Uns apresentam naturezas mortas sobre as suas mesas de pasto, todo o tipo de coloridos e combinações alimentícias prontas a entregar à posteridade de um segundo na internet, com expressivas legendas de contentamento. O prato aparece sempre cheio, vibrante, na posição de presa fácil, sem qualquer ar sacrificial e há sempre quem se lambuze pelos dedos deixando mensagens salivares e pedidos de determinação da origem do manjar - se é que a legenda já não tratou disso.
Há as notícias e os cronistas de ocasião, arreigados no seu senso crítico, uns mais fulminantes que outros, uns mais inteligentes que outros, uns menos vocais contudo desejosos de fazer parte da cadeia de disseminação. Notícias do mundo da corrupção, muitas vezes política, dos escândalos e polémicas viçosas, frescas petições e manifestações, notícias dos acidentes, dos crimes ambientais, das injustiças e das guerras, dos prémios e consagrações, obituários seguidos de uma torrente de clamores.
Há os que partilham a família mais pequena, humana ou animal, para que todos se compadeçam com a candura da inocência e recebam afabilidade de polegar para cima.
Há ainda os auto-retratos instantâneos, a mostrar o evento, o lugar, o novo corte, o declive, a sensualidade, a alegria. Os auto-retratos infelizes, quase inexistentes, são a certeza de que quase todos se envergonham da sua tristeza e se persuadem que uma boca arreganhada a enfrentar as lentes pode trazer benefícios efectivos no seu espírito já que está para ser inventada melhor representação de virilidade anímica.

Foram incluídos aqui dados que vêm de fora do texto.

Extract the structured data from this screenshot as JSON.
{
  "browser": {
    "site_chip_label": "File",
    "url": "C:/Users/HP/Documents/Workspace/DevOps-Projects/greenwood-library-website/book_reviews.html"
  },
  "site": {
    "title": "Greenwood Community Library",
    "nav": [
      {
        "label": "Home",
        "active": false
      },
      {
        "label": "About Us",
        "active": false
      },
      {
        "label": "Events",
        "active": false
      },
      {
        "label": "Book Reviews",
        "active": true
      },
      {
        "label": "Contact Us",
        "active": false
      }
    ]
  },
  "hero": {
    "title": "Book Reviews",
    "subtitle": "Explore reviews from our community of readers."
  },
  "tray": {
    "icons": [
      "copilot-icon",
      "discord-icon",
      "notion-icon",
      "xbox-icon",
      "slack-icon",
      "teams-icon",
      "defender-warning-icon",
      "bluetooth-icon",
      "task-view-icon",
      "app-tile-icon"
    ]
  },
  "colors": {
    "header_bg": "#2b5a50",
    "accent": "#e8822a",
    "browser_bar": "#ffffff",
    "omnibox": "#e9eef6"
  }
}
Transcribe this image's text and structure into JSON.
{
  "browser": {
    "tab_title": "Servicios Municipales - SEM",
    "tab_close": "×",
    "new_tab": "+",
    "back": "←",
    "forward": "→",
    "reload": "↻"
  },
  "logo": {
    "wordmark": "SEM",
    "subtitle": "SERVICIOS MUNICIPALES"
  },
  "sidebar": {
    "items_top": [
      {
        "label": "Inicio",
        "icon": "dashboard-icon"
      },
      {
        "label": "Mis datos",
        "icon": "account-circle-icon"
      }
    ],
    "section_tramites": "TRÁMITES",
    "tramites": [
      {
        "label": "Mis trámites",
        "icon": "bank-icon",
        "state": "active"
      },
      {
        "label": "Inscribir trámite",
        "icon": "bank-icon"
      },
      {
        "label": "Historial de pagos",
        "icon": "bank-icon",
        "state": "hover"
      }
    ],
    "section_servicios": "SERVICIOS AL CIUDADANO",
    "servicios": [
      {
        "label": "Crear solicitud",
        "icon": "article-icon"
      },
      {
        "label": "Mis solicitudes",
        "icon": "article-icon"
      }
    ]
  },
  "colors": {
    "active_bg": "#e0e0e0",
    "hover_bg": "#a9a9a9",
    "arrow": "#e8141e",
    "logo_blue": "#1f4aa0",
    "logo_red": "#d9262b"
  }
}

Há os que insinuam qualquer coisa sobre outro ou descascam nele mesmo para tribalizar as hostes, mesmo que se convençam de que é apenas para expressarem opinião e que o ralhete é merecido - ouvem-se a eles próprios para iniciar uma discussão que nunca terminará.

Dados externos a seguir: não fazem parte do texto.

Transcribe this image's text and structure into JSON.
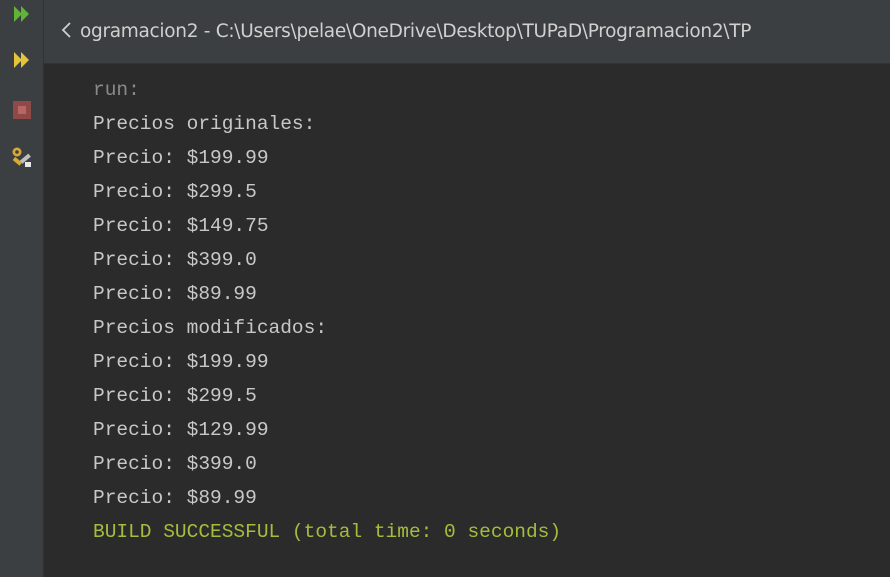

Há os que celebram o aniversário e recebem miríades de desejos iconográficos de mulheres de saia bailando, cabeças amarelas a soprarem línguas-de-sogra, vórtices de corações, estrelas e cometas, fadas, arco-íris, unicórnios, um cortejo de congratulações coloridas.

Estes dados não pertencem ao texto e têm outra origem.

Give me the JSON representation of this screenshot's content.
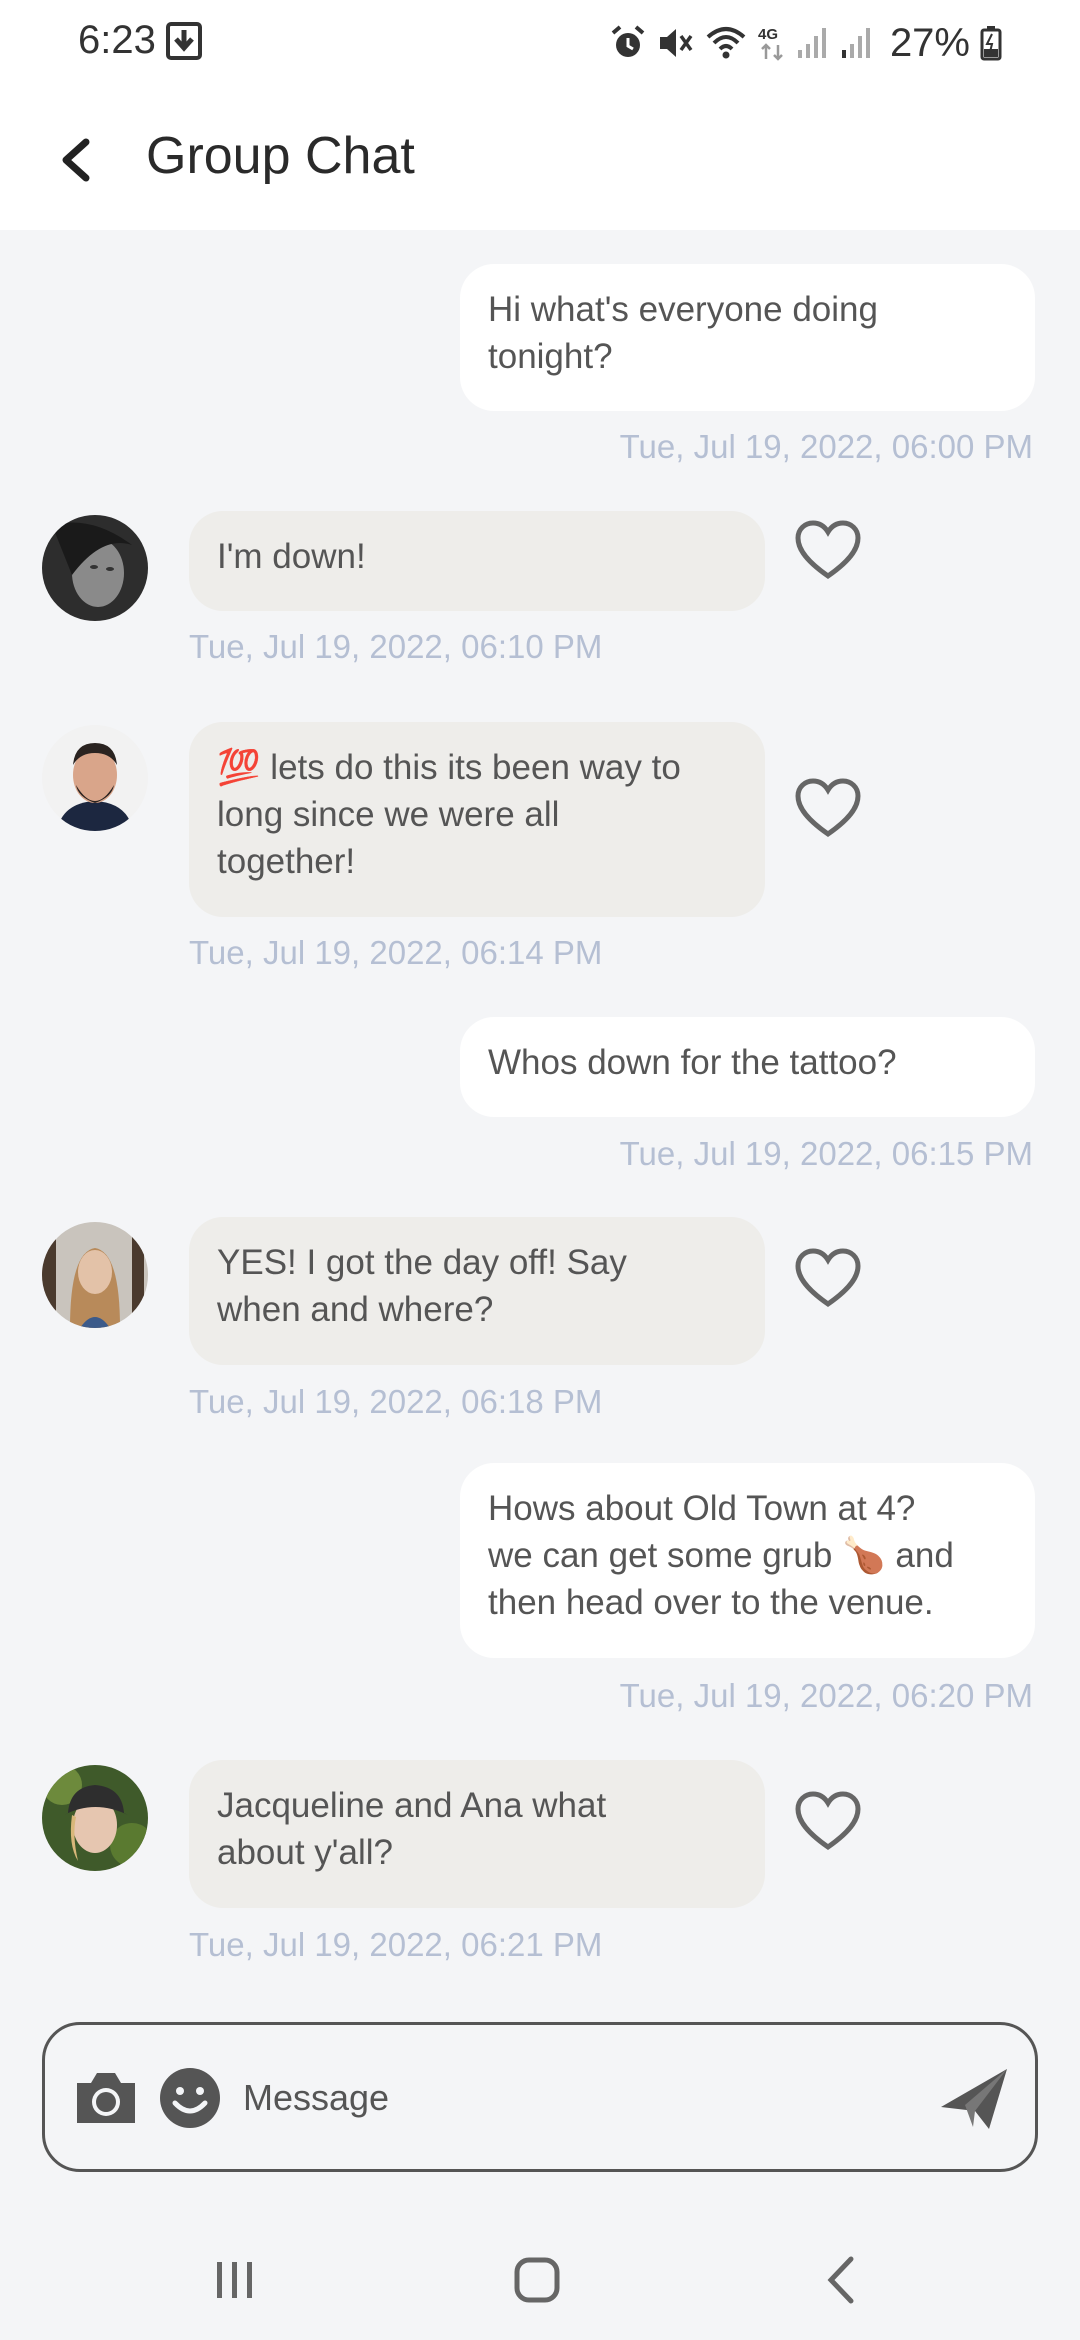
{
  "status_bar": {
    "time": "6:23",
    "battery": "27%",
    "network": "4G"
  },
  "header": {
    "title": "Group Chat"
  },
  "messages": [
    {
      "direction": "out",
      "text_lines": [
        "Hi what's everyone doing",
        "tonight?"
      ],
      "timestamp": "Tue, Jul 19, 2022, 06:00 PM"
    },
    {
      "direction": "in",
      "text_lines": [
        "I'm down!"
      ],
      "timestamp": "Tue, Jul 19, 2022, 06:10 PM",
      "liked": false
    },
    {
      "direction": "in",
      "text_lines": [
        "💯 lets do this its been way to",
        "long since we were all",
        "together!"
      ],
      "timestamp": "Tue, Jul 19, 2022, 06:14 PM",
      "liked": false
    },
    {
      "direction": "out",
      "text_lines": [
        "Whos down for the tattoo?"
      ],
      "timestamp": "Tue, Jul 19, 2022, 06:15 PM"
    },
    {
      "direction": "in",
      "text_lines": [
        "YES! I got the day off! Say",
        "when and where?"
      ],
      "timestamp": "Tue, Jul 19, 2022, 06:18 PM",
      "liked": false
    },
    {
      "direction": "out",
      "text_lines": [
        "Hows about Old Town at 4?",
        "we can get some grub 🍗 and",
        "then head over to the venue."
      ],
      "timestamp": "Tue, Jul 19, 2022, 06:20 PM"
    },
    {
      "direction": "in",
      "text_lines": [
        "Jacqueline and Ana what",
        "about y'all?"
      ],
      "timestamp": "Tue, Jul 19, 2022, 06:21 PM",
      "liked": false
    }
  ],
  "composer": {
    "placeholder": "Message"
  },
  "colors": {
    "background": "#f4f5f7",
    "incoming_bubble": "#eeedea",
    "outgoing_bubble": "#ffffff",
    "timestamp": "#b5bfd3",
    "text": "#555555"
  },
  "icons": [
    "download-icon",
    "alarm-icon",
    "mute-icon",
    "wifi-icon",
    "signal-icon",
    "battery-icon",
    "back-arrow-icon",
    "heart-icon",
    "camera-icon",
    "emoji-icon",
    "send-icon",
    "recent-apps-icon",
    "home-icon",
    "nav-back-icon"
  ]
}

Dei largas à minha bisbilhotice em rede, como uma pescadora de plástico num oceano de fraudulenta companhia e, um dia, emaranhei-me na fotografia de uma desconhecida. Ela cumpria quarenta anos e tinha o mesmo nome que me deram. Aludia aos anos que intermediavam aquele momento esboçando gratidão e a nostalgia para o ar dos seus leitores. No seu retrato tirado ao baú, a pele era trigueira, uma inequívoca aparência de férias ao sul. Tinha os antebraços nus pousados sobre uma mesa de esplanada, os cabelos negros petrolíferos a enquadrar o sorriso festivo da sua revolução solar distando a profundidade da mesa quanto ao seu interlocutor armado com sais de prata. No fundo, outros veraneantes conversavam surdamente com os respectivos acompanhantes. Apenas um se apresentava inteiro, clandestinamente participando do retrato, sobre o lado esquerdo num perfil sorridente. Dei pelos meus olhos a pestanejar convulsivamente, como se recusassem acreditar no que viam. Era ele, o homem que deixara há tantos anos para se tornar um ente insular e decididamente fantasmagórico, o homem que me penhorou a inocência muito cedo e que ando agora a tirar do prego. Eu mesma deveria estar naquela fotografia, certamente, por detrás da cortina de cabelo e corpo. A desconhecida aniversariante obliterara-me e restou apenas o meu pai sorrindo.